Charlie quickly changes the subject by telling us about some film he and Nick watched at the weekend,
An Education
, which from Charlie’s description sounds like a total mockery and patronisation of teenage girls worldwide. Oliver then tells us about his new toy tractor and why it’s so much more majestic than all his other toy tractors. To Mum and Dad’s delight, we finish dinner within one hour, which must be a new record.

“Well done, Charlie! Great job!” says Dad, slapping him on the back, but Charlie just winces away from him. Mum nods and smiles, which is about as expressive as she gets. It’s like Charlie’s won the Nobel Prize. He escapes the kitchen without saying a word, and comes to watch
The Big Bang Theory
with me. It’s not a very funny programme, but I still seem to watch at least one episode every single day.

“Who would I be,” I ask at one point, “if I were any of
The Big Bang Theory
characters?”

“Sheldon,” says Charlie without hesitation. “But, like, not as loud about your views.”

I turn my head towards him. “Wow. I’m offended.”

Charlie snorts. “He’s the only reason this show is any good, Victoria.”

I think about this and then nod. “That’s probably true.”

Charlie lies still on the sofa, and I watch him for a minute. His eyes are sort of glazed, like he’s not really watching the TV, and he’s fiddling with his shirt sleeves. Charlie always wears long-sleeved shirts these days.

“Who would I be?” he asks.

I stroke my chin thoughtfully, before declaring, “Howard. Definitely. Because you’re always chatting up the ladies …”

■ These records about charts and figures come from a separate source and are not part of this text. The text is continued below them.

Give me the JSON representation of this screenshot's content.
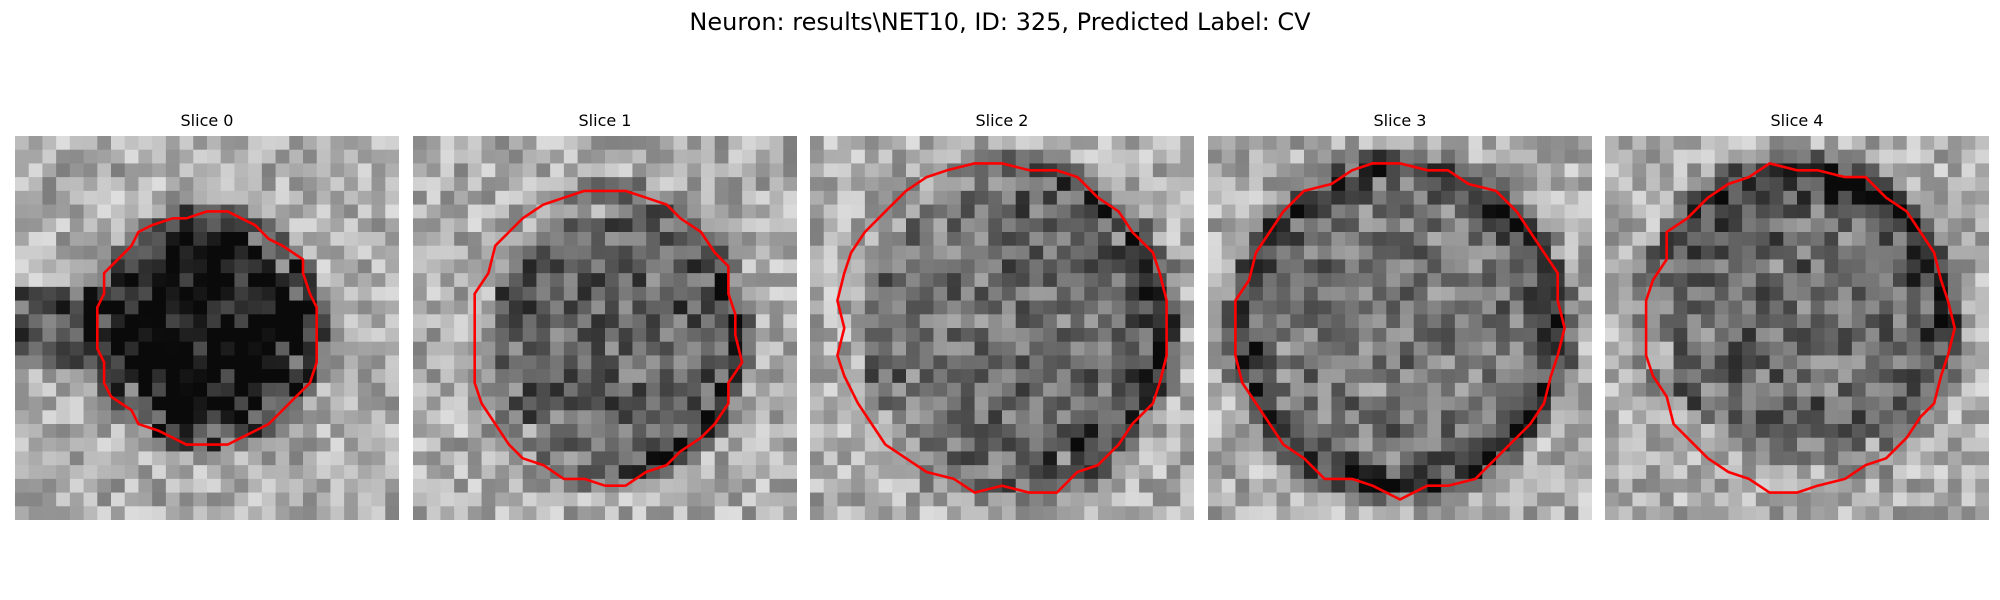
{
  "figure": {
    "suptitle": "Neuron: results\\NET10, ID: 325, Predicted Label: CV"
  },
  "panels": [
    {
      "title": "Slice 0"
    },
    {
      "title": "Slice 1"
    },
    {
      "title": "Slice 2"
    },
    {
      "title": "Slice 3"
    },
    {
      "title": "Slice 4"
    }
  ],
  "colors": {
    "contour": "#ff0000",
    "background": "#ffffff"
  },
  "colormap": "gray"
}
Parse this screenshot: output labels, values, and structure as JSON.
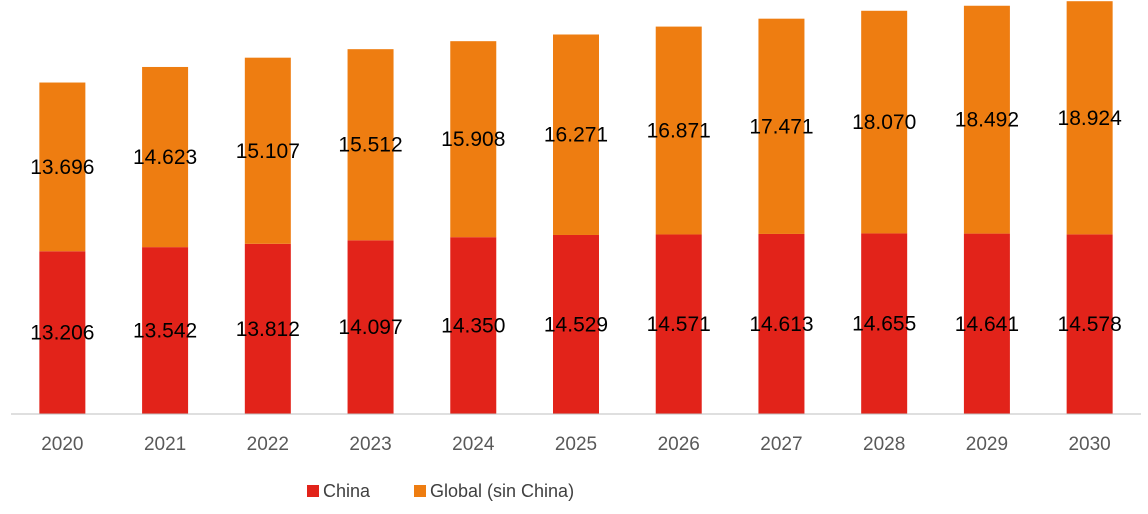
{
  "chart_data": {
    "type": "bar",
    "stacked": true,
    "title": "",
    "xlabel": "",
    "ylabel": "",
    "grid": false,
    "legend_position": "bottom",
    "categories": [
      "2020",
      "2021",
      "2022",
      "2023",
      "2024",
      "2025",
      "2026",
      "2027",
      "2028",
      "2029",
      "2030"
    ],
    "series": [
      {
        "name": "China",
        "color": "#e2231a",
        "values": [
          13.206,
          13.542,
          13.812,
          14.097,
          14.35,
          14.529,
          14.571,
          14.613,
          14.655,
          14.641,
          14.578
        ],
        "labels": [
          "13.206",
          "13.542",
          "13.812",
          "14.097",
          "14.350",
          "14.529",
          "14.571",
          "14.613",
          "14.655",
          "14.641",
          "14.578"
        ]
      },
      {
        "name": "Global (sin China)",
        "color": "#ee7d11",
        "values": [
          13.696,
          14.623,
          15.107,
          15.512,
          15.908,
          16.271,
          16.871,
          17.471,
          18.07,
          18.492,
          18.924
        ],
        "labels": [
          "13.696",
          "14.623",
          "15.107",
          "15.512",
          "15.908",
          "16.271",
          "16.871",
          "17.471",
          "18.070",
          "18.492",
          "18.924"
        ]
      }
    ],
    "ylim": [
      0,
      33.6
    ]
  }
}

Charlie chucks a cushion at me from the other sofa. I scream and cower in the corner, before hurling a barrage of cushions back at him.

Tonight I watch the Keira Knightley
Pride and Prejudice
and find it to be almost as dreadful as the book. The only tolerable character is Mr Darcy. I don’t see why Elizabeth finds him proud at the beginning because it’s quite clearly obvious that he’s just shy. Any normal human being should be able to identify that as shyness and feel sorry for the poor guy because he’s dreadful at parties and social gatherings. It’s not really his fault. It’s just the way he is.